The time series data is mainly divided into two types, for monitoring and for status. Current open source time series databases are aimed at time series data for monitoring, and some specific optimizations are made for the data characteristics in this scenario. In terms of the characteristics of time series data, the other type is time series data for status. The two types of time series data correspond to different scenarios. The monitoring type corresponds to the monitoring scenario, and the status type is for other scenarios, such as tracing and abnormal status recording. The most common package trace is the time series data for status.
The reason why both types of data are classified into time series is that these types are completely consistent in data model definition, data collection, data storage and computing, and the same database and the same technical architecture can be abstracted.
Before defining the time series data model, we first make an abstract representation of the time series data.

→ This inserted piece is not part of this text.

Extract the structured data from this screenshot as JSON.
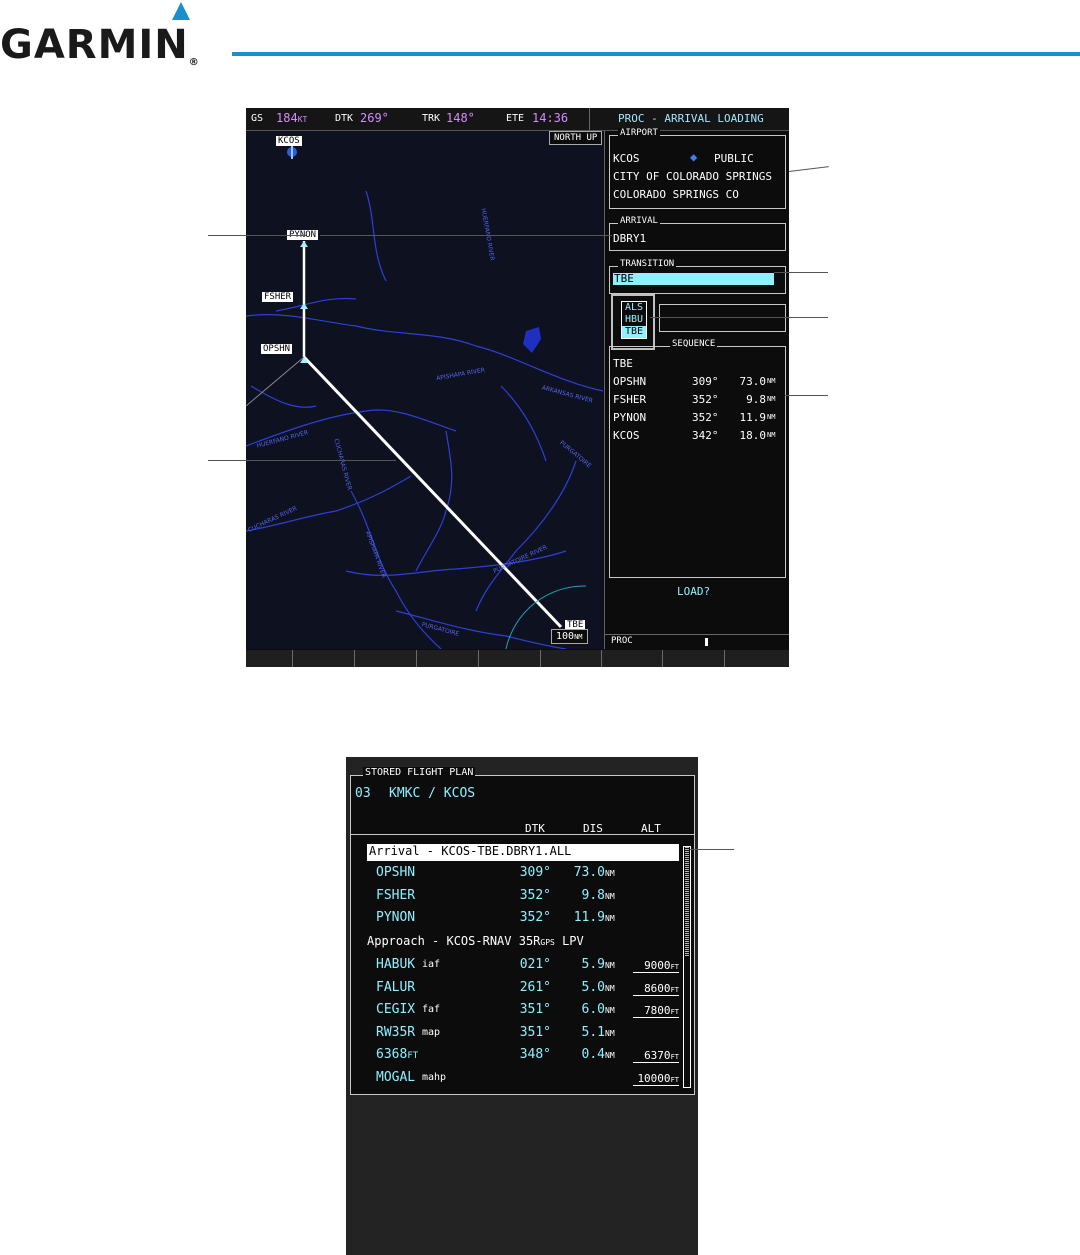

The above is an abstract representation of the time series data. Each open source time series database has its own definition of the time series data model, defining the time series data for monitoring. The data model of OpenTSDB is used as an example:
The monitoring time series data model definition includes:
The monitoring time series data is the most typical type of time series data, and has specific characteristics. The characteristics of the monitoring time series data determine that such time series databases have specific storage and computing methods. Compared with the status time series data, it has specific optimizations in computing and storage. For example, the aggregation computing has several specific numerical aggregate functions, and there will be specially optimized compression algorithms on the storage. In the data model, the monitoring time series data usually does not need to express the location, while the overall model is in line with our unified abstract representation of the time series.
Based on the monitoring time series data model, we can define a complete model of the time series data according to a time series data abstract model described above:
The definition includes:
This is a more complete time series data model, and has two main differences with the model definition of the monitoring time series data of OpenTSDB: first, there is one more dimension, location, in metadata; second, it can express more values.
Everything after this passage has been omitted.